Per alcune fasi, i soldati di Lodrisio ebbero la meglio, soltanto pochi nomi si distinsero tra le truppe ambrosiane, quelle comandate da Pinalla Aliprandi[2], tra i quali un certo Antonio, figlio illegittimo di Matteo Visconti, quindi ziastro di Azzone; egli fece strage di mercenari tedeschi e si impossessò del loro stendardo. Però ad uno ad uno crollarono i vari capi milanesi, così Luchino trovatosi in condizioni disperate, prese una decisione estrema: si armò di lancia e furiosamente si buttò a cavallo tra le file nemiche, venne poi disarcionato e fatto prigioniero dai Lodrisiani che lo legarono ad un noce; i suoi si persero d'animo e cominciarono la ritirata.
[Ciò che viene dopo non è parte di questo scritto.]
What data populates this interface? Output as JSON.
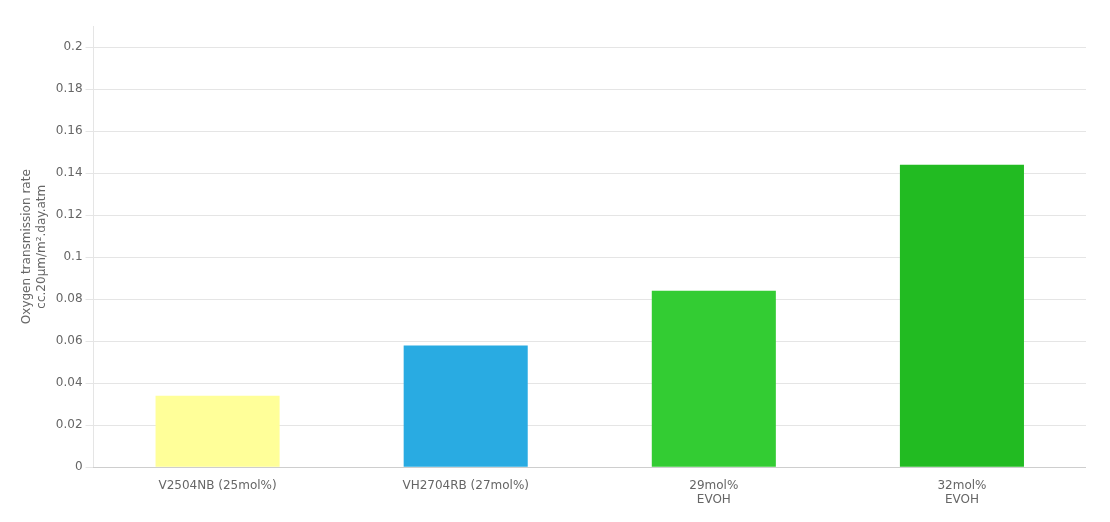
{
  "chart_data": {
    "type": "bar",
    "categories": [
      "V2504NB (25mol%)",
      "VH2704RB (27mol%)",
      "29mol%\nEVOH",
      "32mol%\nEVOH"
    ],
    "values": [
      0.034,
      0.058,
      0.084,
      0.144
    ],
    "colors": [
      "#FFFF99",
      "#29ABE2",
      "#33CC33",
      "#22BB22"
    ],
    "ylabel": "Oxygen transmission rate\ncc.20μm/m².day.atm",
    "ylim": [
      0,
      0.21
    ],
    "yticks": [
      0,
      0.02,
      0.04,
      0.06,
      0.08,
      0.1,
      0.12,
      0.14,
      0.16,
      0.18,
      0.2
    ],
    "grid": true
  }
}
Lodrisio vide avvicinarsi la vittoria, si accampò in centro paese e con i comandanti studiò le mosse per entrare in Milano, mentre i suoi soldati si davano all'ozio ed alle razzie.
I fuggiaschi raggiunsero Rho, dove Roberto Villani scelse di riorganizzare le file ambrosiane e si pose in marcia verso Parabiago: fu facile per lui cogliere di sorpresa le vedette e liberato Luchino, riprese a dar battaglia.
Altri fuggitivi raggiunsero Milano ed impauriti cominciarono a raccontare l'esito parziale della battaglia, che sembrava ormai conclusa in favore dei loro nemici. Azzone mise in allerta i militi entro le mura ed impose di chiudere tutte le porte cittadine, impedendo l'ingresso e l'uscita a chiunque. Pare poi che egli si ritirasse nella sua cappelletta privata per pregare Dio e Sant'Ambrogio.
Secondo le fantasiose cronache dell'epoca, le preghiere del "Vicario Imperiale" furono ascoltate: Sant'Ambrogio apparve sul campo di battaglia.
Cominciò a formarsi in cielo un nuvolone bianco, dal quale spuntò a cavallo il Patrono di Milano, era vestito di bianco, ed arrabbiato cominciò a frustare i soldati di Lodrisio, così i milanesi incoraggiati da tale miracolo, si avventarono sui nemici ed ebbero la meglio.
A ribaltare la situazione in favore delle armate di Luchino contribuì di certo l'arrivo sul campo di battaglia dell'esule bolognese Ettore da Panigo che, con la sua compagnia formata da 700 cavalieri, cambiò le sorti dello scontro, portando alla sconfitta della Compagnia di San Giorgio[3].
Lo stesso Lodrisio venne in seguito catturato nelle campagne e su ordine di Azzone fu rinchiuso nelle prigioni di San Colombano al Lambro, fino al 1349, quando dopo la morte di Azzone e Luchino, venne liberato dal magnanimo fratello, l'Arcivescovo Giovanni Visconti. Uno dei suoi alleati, Calcino Tornielli, venne cacciato da Novara, che divenne feudo visconteo.
Ad essere oggetto di celebrazioni fu, piu che l'intervento di Ettore da Panigo, soprattutto la leggendaria apparizione del santo patrono milanese, cui venne attribuito il merito di aver posto fine alla battaglia di Parabiago; il ricordo dell'evento, uno dei più cruenti dell'epoca[3], fu così eclatante che per secoli, nelle cronache milanesi e lombarde, oscurò la Battaglia di Legnano.